Following a number of recent incidents, Hertfordshire Constabulary is reminding people to remain considerate and responsible when accessing the countryside.
With areas such as beauty spot car parks, RSPB reserves and stately homes and gardens all currently closed to the public, farmers have seen a significant increase in the number of people using footpaths and farmland instead.
As a result, police have been made aware of several issues which occurred last weekend, including vehicles blocking access to farmland, people cycling across a meadow full of sheep and people accessing fields where tractors were applying fertiliser.
Blocking gates and narrow lanes prevents farm machinery from being able to pass, but it also means emergency services cannot access farmland if required.
These actions are having a real impact on the farming community who are working hard to protect their crops and livestock and to keep food supplies available as normal during this time.
Sergeant Ryan Hemmings, who leads the Constabulary’s Rural Operational Support Team (ROST) said: “We would like to once again thank all those who are continuing to adhere to the government’s social distancing measures at this time.
“Unfortunately, we are aware that a minority of people accessing the countryside are not doing so in a reasonable and safe manner. This is potentially putting the safety and livelihoods of the farming community at risk, as well as members of the public themselves.
“If you are utilising the countryside as part of your daily exercise, please ensure you stick to official public rights of way and do not park vehicles along narrow country lanes, on grass verges or in gateways. Please also ensure that dogs are kept on leads and gates are closed behind you.

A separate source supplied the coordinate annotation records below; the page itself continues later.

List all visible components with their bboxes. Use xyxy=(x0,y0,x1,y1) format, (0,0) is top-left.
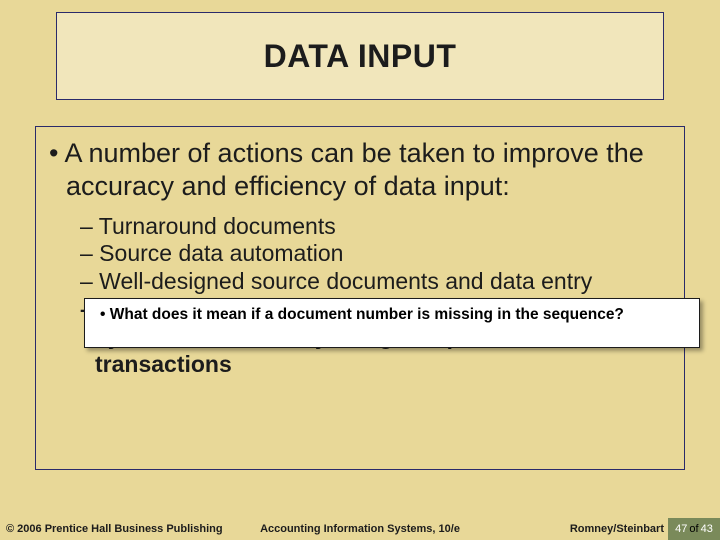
footer-authors: Romney/Steinbart xyxy=(570,523,664,535)
sub-item: – Turnaround documents xyxy=(95,213,674,241)
title-box: DATA INPUT xyxy=(56,12,664,100)
footer: © 2006 Prentice Hall Business Publishing… xyxy=(0,518,720,540)
page-of: of xyxy=(689,523,698,535)
overlay-callout: • What does it mean if a document number… xyxy=(84,298,700,348)
page-total: 43 xyxy=(701,523,713,535)
page-current: 47 xyxy=(675,523,687,535)
sub-list: – Turnaround documents – Source data aut… xyxy=(80,213,674,379)
main-bullet: • A number of actions can be taken to im… xyxy=(66,137,674,203)
sub-item: – Well-designed source documents and dat… xyxy=(95,268,674,296)
page-number-badge: 47 of 43 xyxy=(668,518,720,540)
sub-item: – Source data automation xyxy=(95,240,674,268)
slide-title: DATA INPUT xyxy=(264,38,457,75)
overlay-text: • What does it mean if a document number… xyxy=(115,305,691,325)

“Being considerate and reducing risks at this difficult time will make a real difference and help support our hard-working farmers.”
He added: “Policing is continuing as normal at this time and if you witness any suspicious activity near livestock or farm buildings, please report it to police as usual, dialling 999 immediately if a crime is in progress.”
Rosalind David from the National Farmers’ Union said: “It has been fantastic to see the public out enjoying the countryside and the multiple health and wellness benefits that come with getting out in the fresh air, but it’s absolutely vital we continue to heed the official guidance during these difficult times.
“We also ask that people make themselves aware of footpath signage on their route and check Ordnance Survey Maps or The Rights of Way Map for Hertfordshire online, to plan alternative routes in advance. Staying on official rights of way will help prevent unnecessary damage to growing crops and strips of land purposely left to encourage flora and fauna to flourish.
“Following government guidelines, along with following the countryside code, will help protect all of us, including the farmers who are working so hard to produce our food, and their livestock.”